Ao interrogar na última quinta-feira (13) Juliano Torres, diretor-executivo da rede acadêmica Estudantes Pela Liberdade (EPL), a Polícia Federal se certificou de que teria à disposição todo o roteiro de viagens internacionais feitas por ele nos últimos meses, para que sua tentativa de intimidação fosse muito mais incisiva.
A PF brasileira tem intimado para depor (ou, como chamam os burocratas, “prestar esclarecimentos”) diversos indivíduos percebidos como lideranças dos protestos que ocorreram durante a Copa das Confederações, em junho. O EPL teve certo envolvimento nos protestos, e suas várias páginas no Facebook coordenaram a participação de vários grupos nas manifestações. Juliano Torres, então, foi interrogado a respeito de todo o seu envolvimento político e institucional – tendo que explicar até mesmo de onde saiu o financiamento para suas idas ao exterior. (O que deve nos fazer recordar o real motivo da existência dos passaportes: controle e vigilância da população.)
O contingente libertário das redes sociais rapidamente se mobilizou em suporte a Juliano Torres contra as táticas ditatoriais da PF, mas deve-se lembrar de que não são só os libertários que estão sendo alvos do governo brasileiro. O mesmo tratamento tem sido dispensado a diversos indivíduos envolvidos em manifestações políticas, notoriamente aqueles ligados à Marcha da Maconha e ao Movimento Passe Livre.
A Copa do Mundo deste ano e as Olimpíadas de 2016 jogaram rapidamente o país em estado de exceção, liberando o governo e a polícia para empregarem táticas cada vez mais repressoras e autoritárias. Com a desculpa de assegurar a segurança para os eventos internacionais, o governo brasileiro ganhou a conveniente justificativa de que precisava para reforçar a vigilância na internet, recrudescer a repressão às manifestações nas ruas e, pior, fortalecer o estado policial totalitário que já vigora nas favelas. No Rio, em particular, a sensação de terror domina as favelas “pacificadas”, em que os moradores vivem sob a mira dos fuzis da PM, sendo efetivamente cidadãos de segunda classe, sem direitos civis. A polícia, ao fechar o cerco em determinadas favelas, ainda empurra a força do tráfico de drogas para as favelas mais distantes do centro e, por isso, “invisíveis” – tolerando ainda a existência das milícias, que lutam pelo controle dessas áreas.

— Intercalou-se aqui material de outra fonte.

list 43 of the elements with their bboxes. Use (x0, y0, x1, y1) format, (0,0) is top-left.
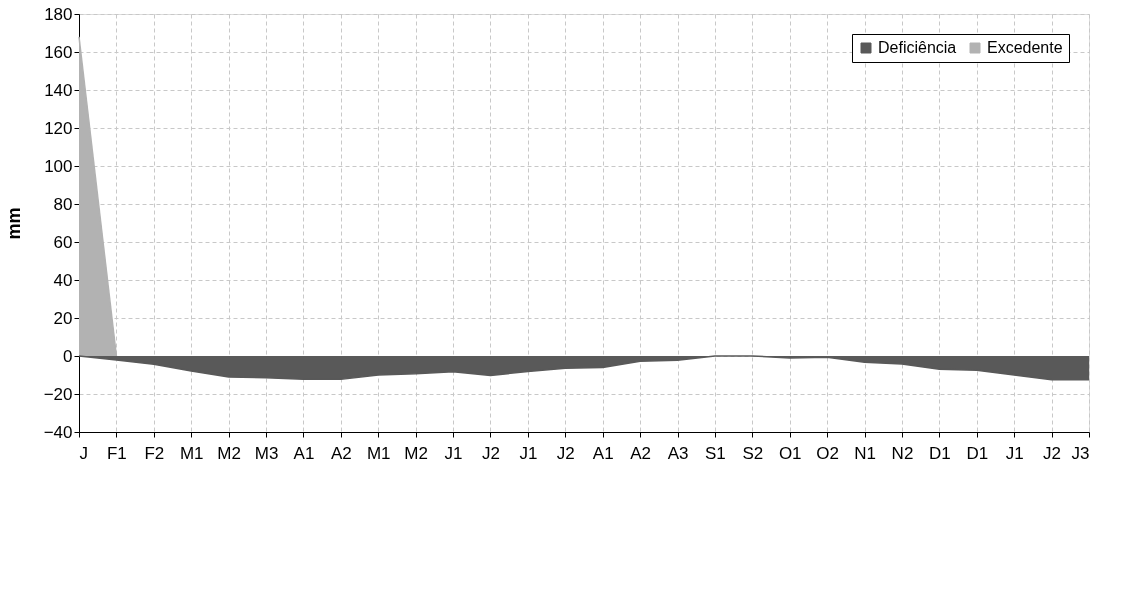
x-tick-label: N2 (891, 443, 914, 463)
x-tick-label: J3 (1071, 443, 1090, 463)
y-tick-label: 120 (44, 118, 73, 138)
x-tick-label: A1 (592, 443, 614, 463)
legend-label: Deficiência (878, 39, 957, 56)
x-tick-label: A2 (630, 443, 652, 463)
x-tick-label: D1 (966, 443, 989, 463)
y-tick-label: 60 (53, 232, 73, 252)
y-tick-label: 0 (63, 346, 73, 366)
x-tick-label: N1 (854, 443, 876, 463)
x-tick-label: S2 (742, 443, 764, 463)
x-tick-label: A1 (293, 443, 315, 463)
x-tick-label: J2 (482, 443, 500, 463)
x-tick-label: J1 (1005, 443, 1024, 463)
x-tick-label: F2 (144, 443, 165, 463)
x-tick-label: M1 (179, 443, 204, 463)
x-tick-label: F1 (106, 443, 127, 463)
x-tick-label: J1 (519, 443, 538, 463)
x-tick-label: M3 (254, 443, 279, 463)
y-axis-title: mm (3, 207, 24, 240)
y-tick-label: 100 (44, 156, 73, 176)
x-tick-label: O1 (778, 443, 802, 463)
y-tick-label: 20 (53, 308, 73, 328)
x-tick-label: D1 (929, 443, 951, 463)
x-tick-label: A3 (667, 443, 689, 463)
y-tick-label: 40 (53, 270, 73, 290)
y-tick-label: −40 (43, 422, 73, 442)
x-tick-label: J (79, 443, 88, 463)
x-tick-label: J2 (556, 443, 575, 463)
x-tick-label: J1 (444, 443, 463, 463)
x-tick-label: J2 (1043, 443, 1062, 463)
y-tick-label: 180 (44, 4, 73, 24)
x-tick-label: M2 (404, 443, 428, 463)
legend-label: Excedente (987, 39, 1063, 56)
x-tick-label: M1 (366, 443, 391, 463)
y-tick-label: −20 (43, 384, 73, 404)
x-tick-label: M2 (217, 443, 241, 463)
x-tick-label: S1 (705, 443, 726, 463)
y-tick-label: 160 (44, 42, 73, 62)
x-tick-label: O2 (816, 443, 839, 463)
y-tick-label: 140 (44, 80, 73, 100)
x-tick-label: A2 (330, 443, 352, 463)
y-tick-label: 80 (53, 194, 73, 214)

A visita dos ativistas de classe média à PF, em comparação, é um agradável passeio no parque.
Com a carta branca de que precisava para violentar a população, o governo se sentiu à vontade nos últimos anos para potencializar a exploração econômica dos cidadãos comuns. Os protestos de junho, precipitados pela condição precária dos transportes urbanos em todo o Brasil, são sintomáticos. Os gigantescos subsídios estatais a imóveis (efetivamente, apenas repasses governamentais às empreiteiras) fizeram com que as metrópoles brasileiras crescessem absurdamente na última década e transformaram o país num dos mais caros do mundo – de quebra, jogando o Brasil numa bolha imobiliária similar à dos Estados Unidos. A infraestrutura urbana brasileira não suportou esse choque e cai aos pedaços.
Os estádios construídos para a Copa do Mundo catalisam a revolta popular por serem ralos de dinheiro público, mas ainda escondem a tragédia humana das desapropriações violentas dos imóveis de milhares de famílias. Tudo pelo bem do esporte, evidentemente; por uma Copa no padrão FIFA.
Por isso, quando ícones do futebol como Ronaldo colocam o dedo na ferida, servem de garotos-propaganda oficiais e afirmam que não se faz Copa do Mundo com hospitais, é ainda mais doloroso. São manifestações assim que não deixam morrer o grito de que “Não vai ter Copa” entoado pelos black blocs.
Portanto, o Brasil atualmente é o paraíso da violência estatal, que fortalece a casta atual de petistas que se encontra no poder e garante os lucros das empreiteiras e demais corporações ligadas ao regime. É por essas e muitas outras que o governo brasileiro está certo em temer novas manifestações. É por essas e outras que a PF terá que separar muitos outros registros de viagens internacionais.